In questo suo saggio lei parte da un chiaro rifiuto del
"vedere opaco dell'immaginazione". Come
si è compiuto questo percorso dalla letteratura-letteratura
alla letteratura-mondo, per quali vie sotterranee possiamo
collegare la figura di giocoliere delle parole di
Manganelli e la "fedeltà al reale" di Jaccottet
e Pusterla?
Entrambi i libri partono da un'idea
soggettiva e partecipata di letteratura. Il saggio su Manganelli
aderisce all'idea di letteratura come pseudoteologia, come
teologia dell'immaginario. La scrittura viene descritta
come una sorta di dio barbaro cui lo scrittore si vota,
scrivendo. E' una scrittura che con la sua pienezza risarcisce
lo scrittore dell'insignificanza della realtà. Completamente
agli antipodi è invece l'idea di letteratura descritta
nel "poeta ammutolito": la scrittura qui si vuole
aderente alla realtà. Adesione che si compie per
sottrazione: lo scrittore cancella il proprio io e accoglie
le cose nella loro essenza (attraverso una scrittura che
si vuole trasparente come il cielo). E' chiaro che non è
solo l'idea di letteratura che cambia, ma anche la concezione-intuizione
del mondo. Chiedere alla letteratura (e all'immaginazione)

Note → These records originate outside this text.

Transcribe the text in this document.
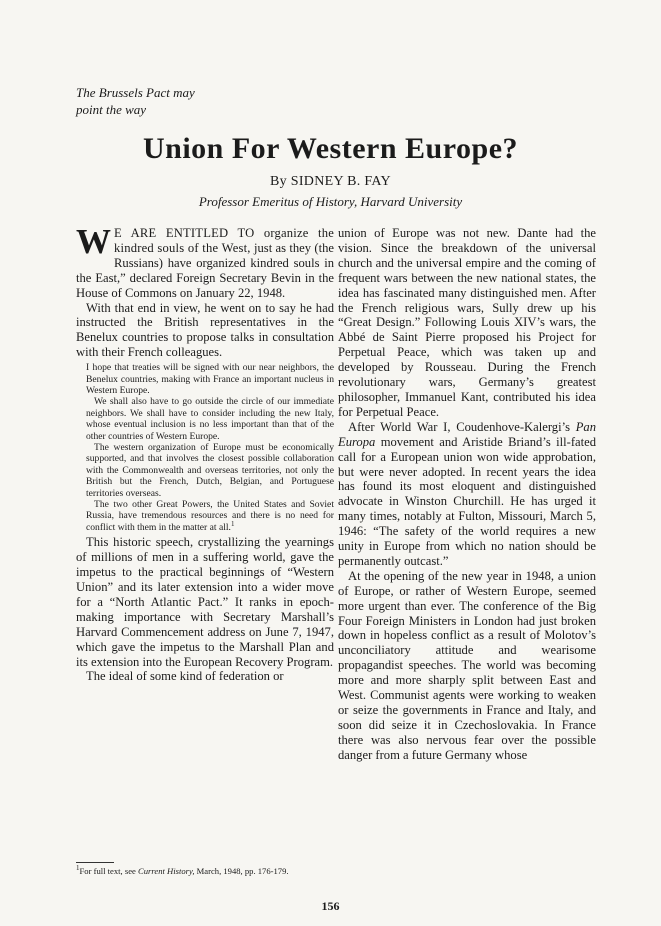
The Brussels Pact may
point the way
Union For Western Europe?
By SIDNEY B. FAY
Professor Emeritus of History, Harvard University

W E ARE ENTITLED TO organize the kindred souls of the West, just as they (the Russians) have organized kindred souls in the East,” declared Foreign Secretary Bevin in the House of Commons on January 22, 1948.

With that end in view, he went on to say he had instructed the British representatives in the Benelux countries to propose talks in consultation with their French colleagues.

I hope that treaties will be signed with our near neighbors, the Benelux countries, making with France an important nucleus in Western Europe.

We shall also have to go outside the circle of our immediate neighbors. We shall have to consider including the new Italy, whose eventual inclusion is no less important than that of the other countries of Western Europe.

The western organization of Europe must be economically supported, and that involves the closest possible collaboration with the Commonwealth and overseas territories, not only the British but the French, Dutch, Belgian, and Portuguese territories overseas.

The two other Great Powers, the United States and Soviet Russia, have tremendous resources and there is no need for conflict with them in the matter at all.$^1$

This historic speech, crystallizing the yearnings of millions of men in a suffering world, gave the impetus to the practical beginnings of “Western Union” and its later extension into a wider move for a “North Atlantic Pact.” It ranks in epoch-making importance with Secretary Marshall’s Harvard Commencement address on June 7, 1947, which gave the impetus to the Marshall Plan and its extension into the European Recovery Program.

The ideal of some kind of federation or

union of Europe was not new. Dante had the vision. Since the breakdown of the universal church and the universal empire and the coming of frequent wars between the new national states, the idea has fascinated many distinguished men. After the French religious wars, Sully drew up his “Great Design.” Following Louis XIV’s wars, the Abbé de Saint Pierre proposed his Project for Perpetual Peace, which was taken up and developed by Rousseau. During the French revolutionary wars, Germany’s greatest philosopher, Immanuel Kant, contributed his idea for Perpetual Peace.

After World War I, Coudenhove-Kalergi’s Pan Europa movement and Aristide Briand’s ill-fated call for a European union won wide approbation, but were never adopted. In recent years the idea has found its most eloquent and distinguished advocate in Winston Churchill. He has urged it many times, notably at Fulton, Missouri, March 5, 1946: “The safety of the world requires a new unity in Europe from which no nation should be permanently outcast.”

At the opening of the new year in 1948, a union of Europe, or rather of Western Europe, seemed more urgent than ever. The conference of the Big Four Foreign Ministers in London had just broken down in hopeless conflict as a result of Molotov’s unconciliatory attitude and wearisome propagandist speeches. The world was becoming more and more sharply split between East and West. Communist agents were working to weaken or seize the governments in France and Italy, and soon did seize it in Czechoslovakia. In France there was also nervous fear over the possible danger from a future Germany whose

$^1$For full text, see Current History, March, 1948, pp. 176-179.
156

di scontare l'insignificanza del reale implica una posizione
negativa e nichilista. Diversamente cercare dentro le cose
una intrasignificazione, una loro Inngkeit, implica una
fiducia se non addirittura una fede nel reale (in cui si
ravvisano scintille di senso). Cosa lega queste due concezioni
apparentemente agli antipodi? La ricerca di un senso. Inizialmente
cercato in modo surrettizio dentro la scrittura, nel mondo
immaginario; poi rintracciato felicemente dentro il reale
(nel visibile alla ricerca dell'invisibile). Le vie sotterranee
che mi hanno condotto da una concezione all'altra sono da
rintracciare nelle esperienze personali, che sono così
forti che possono essere comunicate solo allusivamente:
nascita, morte, intuizione di un altrove.
Une fois n'est pas coutume,
vorrei interrogarla sul titolo del suo denso saggio: è
forse bene sgombrare il campo da un possibile equivoco:
Il poeta ammutolito rivendica una vera e propria eclissi
dell'autore-demiurgo, ma non postula certo una poesia "senza
il caldo di me/ o almeno il mio ricordo" (Luzi).
Come si colloca l'io-lirico rispetto all'effacement?
Temo che la risposta a questa domanda
mi traghetti su un terreno pericoloso e seducente, quello
che unisce psicologia e religione in un groviglio esoterico.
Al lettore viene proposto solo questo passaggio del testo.